A meno di 24 ore dal crollo del ponte Morandi a Genova, pubblichiamo un’intervista all’ingegner Antonio Brencich, professore associato di Costruzioni in cemento armato dell’Università di Genova, rilasciata al sito Ingegneri.info il 29 luglio 2016, dove si mettevano in evidenza le criticità strutturali del viadotto. L’intervista è stata fatta da Sara Frumento, autrice de Il rischio idrogeologico in Italia. Guida pratica – Cause del dissesto – Strumenti e tipologie di intervento (Wolters Kluwer Italia, 2014).
Alle 11.50 del 14 agosto 2018 il Ponte Morandi a Genova è crollato, portandosi dietro due campate e un numero di morti e feriti ancora in fase di definizione, ma certamente decine. Il crollo del ponte, arteria cruciale non solo per la viabilità stradale della città ma per l’intero sistema dei trasporti dell’area, è una spaccatura infrastrastrutturale profonda in questa estate 2018 già funesta per la rete autostradale italiana. Eppure per alcuni è una tragedia annunciata da più parti in questi anni. Il 29 luglio 2016 avevamo pubblicato un’analisi strutturale del Ponte Morandi che riportava alcune dichiarazioni da noi raccolte dell’ingegner Antonio Brenchic, professore associato di Costruzioni in cemento armato dell’Università di Genova. Di seguito l’articolo integrale con il suo titolo originale (modificato dl sito Inge
Ponte Morandi a Genova: prestigiosa opera di ingegneria o no? Parla l’ing. Brenchic
Il fiume Polcevera (GE) è stato ancora una volta protagonista della cronaca: nelle scorse settimane dopo la rottura di un tubo dell’oleodotto IPLOM, sono ripartite le critiche al ponte autostradale che lo attraversa all’altezza del quartiere di Certosa, noto come Viadotto Morandi dal nome del progettista, Ponte delle Condotte dalla società che lo costruì, ma anche Ponte di Brooklyn per una forma che richiama molto molto vagamente il celebre ponte americano. Il Ponte Morandi, comunque, venne costruito tra il 1963 ed il 1967 con una struttura mista: cemento armato precompresso per l’impalcato e cemento armato ordinario per le torri e le pile.
Scheda
tecnica del Ponte Morandi
Anno di costruzione: 1963-1967 (inaugurato nel 1967)
Campata maggiore: 210 m
Lunghezza: 1182 m
Tecnologia costruttiva: calcestruzzo armato precompresso
Forma delle pile: cavalletto rovesciato bilanciato
Altezza delle pile: 90 m
Stralli: Trefoli in acciaio rivestiti di calcestruzzo
Analisi critica dell’opera
Il ponte sul Polcevera fu progettato da Riccardo Morandi nei primi anni ’60.

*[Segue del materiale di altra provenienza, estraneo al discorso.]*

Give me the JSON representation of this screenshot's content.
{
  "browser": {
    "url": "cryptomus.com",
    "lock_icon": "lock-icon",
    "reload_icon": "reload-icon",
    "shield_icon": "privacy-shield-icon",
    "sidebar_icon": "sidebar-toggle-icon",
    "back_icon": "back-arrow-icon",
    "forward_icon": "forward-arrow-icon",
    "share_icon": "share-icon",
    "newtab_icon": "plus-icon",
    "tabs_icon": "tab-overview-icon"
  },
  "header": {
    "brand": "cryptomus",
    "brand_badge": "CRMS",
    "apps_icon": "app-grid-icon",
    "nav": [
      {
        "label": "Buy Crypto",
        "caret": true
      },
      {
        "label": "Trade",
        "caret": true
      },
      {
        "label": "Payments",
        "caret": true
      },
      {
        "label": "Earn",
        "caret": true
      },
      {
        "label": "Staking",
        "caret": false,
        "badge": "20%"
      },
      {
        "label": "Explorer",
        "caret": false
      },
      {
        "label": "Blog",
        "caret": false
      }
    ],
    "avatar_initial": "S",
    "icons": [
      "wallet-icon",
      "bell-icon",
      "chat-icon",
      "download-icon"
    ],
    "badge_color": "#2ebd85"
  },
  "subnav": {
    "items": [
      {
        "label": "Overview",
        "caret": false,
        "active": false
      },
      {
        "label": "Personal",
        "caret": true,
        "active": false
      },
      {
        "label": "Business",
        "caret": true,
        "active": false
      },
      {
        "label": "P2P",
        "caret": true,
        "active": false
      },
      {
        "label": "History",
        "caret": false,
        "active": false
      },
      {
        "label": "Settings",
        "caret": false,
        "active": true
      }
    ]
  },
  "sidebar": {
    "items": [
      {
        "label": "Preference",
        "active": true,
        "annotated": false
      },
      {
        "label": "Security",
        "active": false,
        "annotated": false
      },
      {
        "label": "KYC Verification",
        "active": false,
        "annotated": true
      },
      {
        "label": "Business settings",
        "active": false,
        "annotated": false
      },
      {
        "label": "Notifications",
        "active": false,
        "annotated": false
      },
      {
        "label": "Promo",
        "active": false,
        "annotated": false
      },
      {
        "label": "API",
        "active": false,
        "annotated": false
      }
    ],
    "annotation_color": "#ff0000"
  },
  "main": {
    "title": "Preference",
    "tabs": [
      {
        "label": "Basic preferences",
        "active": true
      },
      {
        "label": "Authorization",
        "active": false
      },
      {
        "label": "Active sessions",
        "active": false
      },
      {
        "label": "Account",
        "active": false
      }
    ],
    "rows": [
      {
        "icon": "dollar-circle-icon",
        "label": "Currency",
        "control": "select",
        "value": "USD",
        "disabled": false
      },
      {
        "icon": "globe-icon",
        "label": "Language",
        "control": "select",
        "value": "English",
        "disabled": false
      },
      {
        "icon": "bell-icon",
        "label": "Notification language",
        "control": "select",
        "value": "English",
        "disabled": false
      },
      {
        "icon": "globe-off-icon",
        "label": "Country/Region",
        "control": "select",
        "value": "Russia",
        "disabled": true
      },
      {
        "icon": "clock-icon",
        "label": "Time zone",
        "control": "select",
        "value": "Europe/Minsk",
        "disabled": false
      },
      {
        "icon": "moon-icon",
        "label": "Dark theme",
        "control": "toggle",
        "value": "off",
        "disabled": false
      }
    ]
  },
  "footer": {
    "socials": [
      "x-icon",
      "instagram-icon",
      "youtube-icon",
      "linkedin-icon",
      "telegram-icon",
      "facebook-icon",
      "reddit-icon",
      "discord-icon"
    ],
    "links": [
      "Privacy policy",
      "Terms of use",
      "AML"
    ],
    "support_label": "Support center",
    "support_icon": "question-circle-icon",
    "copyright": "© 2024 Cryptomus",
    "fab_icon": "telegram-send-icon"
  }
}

L’ing. Morandi, romano legato al razionalismo costruttivo di fine ‘800,
brevettò un sistema di precompressione denominato “Morandi M5” che applicò a
diverse sue opere, tra cui il consolidamento di un’ala dell’arena di Verona nel
1953.
Ciò che rese famoso Morandi, però, è la struttura del ponte a cavalletti
bilanciati che riassume l’unione tra la trave precompressa isostatica e le
strutture strallate. Questa soluzione la si ritrova nel ponte genovese sul
Polcevera ma anche sul più lungo e precedente Ponte General Rafael Urdaneta sulla
baia di Maracaibo (Venezuela), lungo 8,7 km con 135 campate, di cui solo le 6
centrali con schema statico strallato.
Nell’aprile 1964 la petroliera Exxon Maracaibo, da 36.000 t, a pieno carico, in uscita dalla laguna di Maracaibo, ebbe un guasto black out elettrico che la rese ingovernabile: urtò le pile 30 e 31, ad oltre 600m di distanza dalle campate progettate per il passaggio del traffico navale, con tale violenza che fece crollare completamente le due pile trascinando in mare ben tre campate consecutive del ponte. Questo tipo di evento non era stato preso in considerazione durante la progettazione.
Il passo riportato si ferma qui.